The shareholders of GE got a free ride on society for decades because the company whose shares they owned dumped waste into a public space – the Hudson river. This meant that the cost of cleaning up that waste was borne by the public and not by the person[s] messing the place up. Consequently the profits of GE and its stock price failed to take into account to full or ‘true’ cost of its operations. They benefitted from the inability of economists to measure the value of the Hudson being clean. In fact they took advantage of that failure, and pocketed the profits. Eventually environmental laws forced GE to pay for the clean up. This meant that GE’s wealth went down as a result of those laws.
But was that the end of the discussion?
According to the Republican congressman soliciting the CBO advice, the answer would be yes. Household – or in the GE example, business – wealth went down.

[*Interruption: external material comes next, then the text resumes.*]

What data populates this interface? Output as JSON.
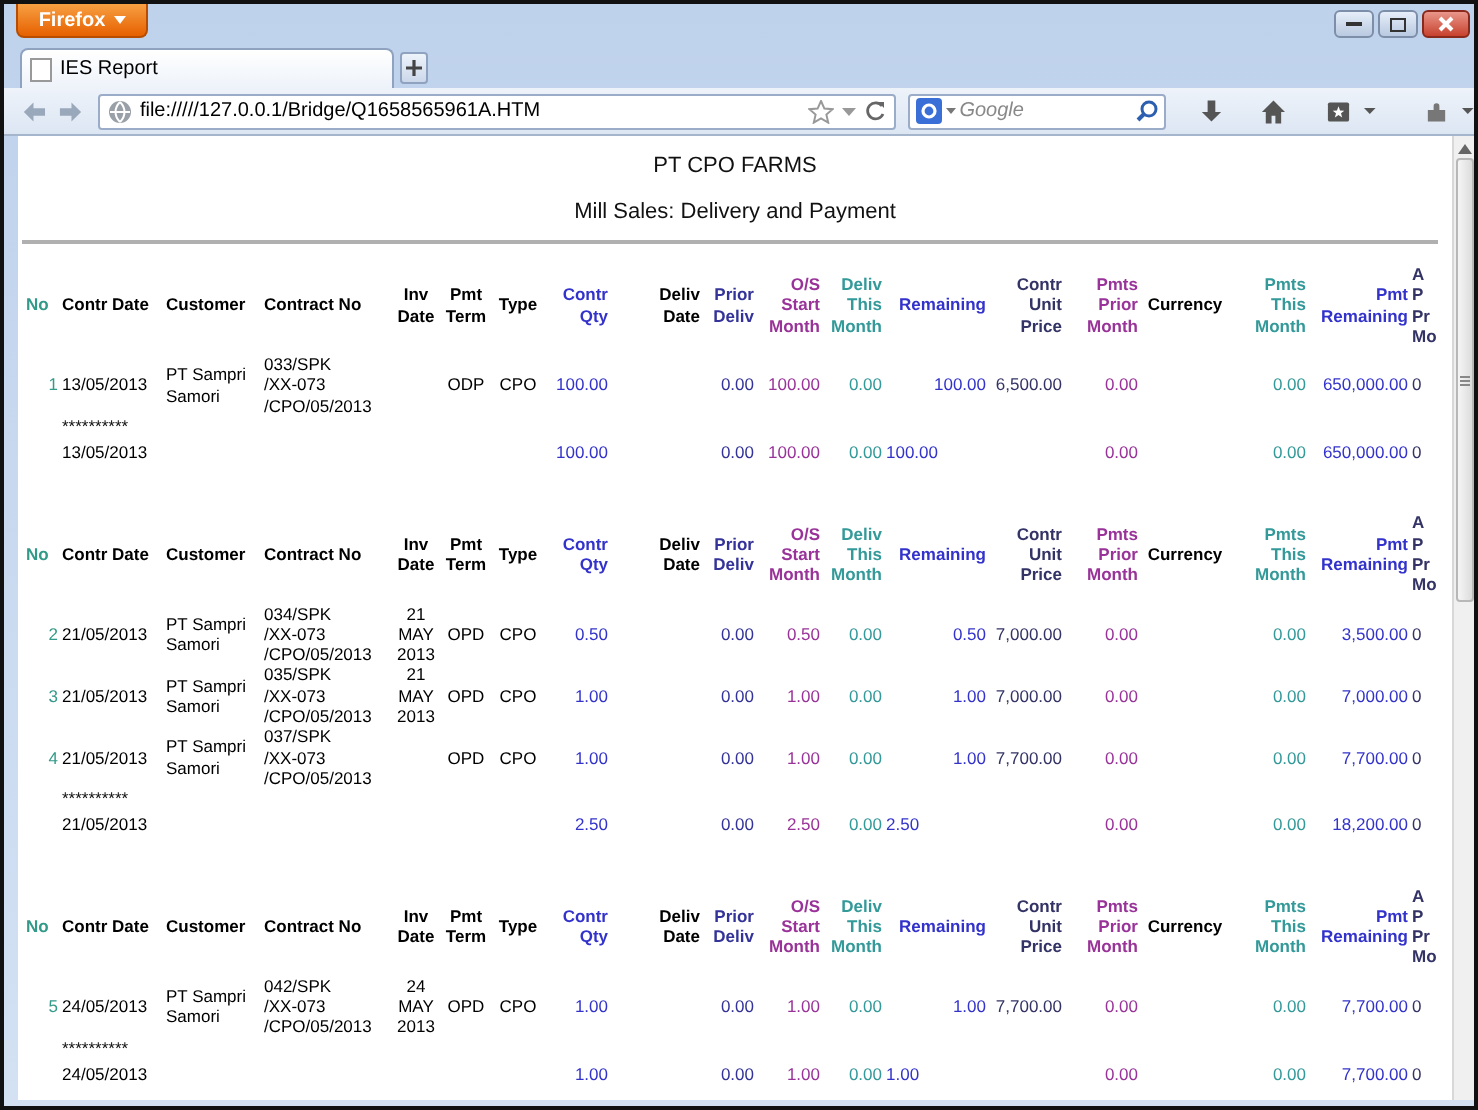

But total social wealth went up. We, the non-GE folks, got our clean river back. We no longer were subject to the ‘cost’ of a dirty river.
Reasonable people argue both sides of this kind of discussion.
But at its heart the debate is not about our environmental laws, it is about the way in which we measure wealth.
Right now we get it wrong.
It is trite to say that there’s more to life than money. Economists have never found a way to measure the entirety of our wellbeing. So we are stuck with things like GDP, which is a very poor substitute.
But since it is true, that there is more to life than money, we should all be very wary when we discuss laws and policies that appear to reduce ‘household wealth’. That measure is only a fraction of our true wealth and occasionally reducing it adds immeasurably -literally – to the total elsewhere.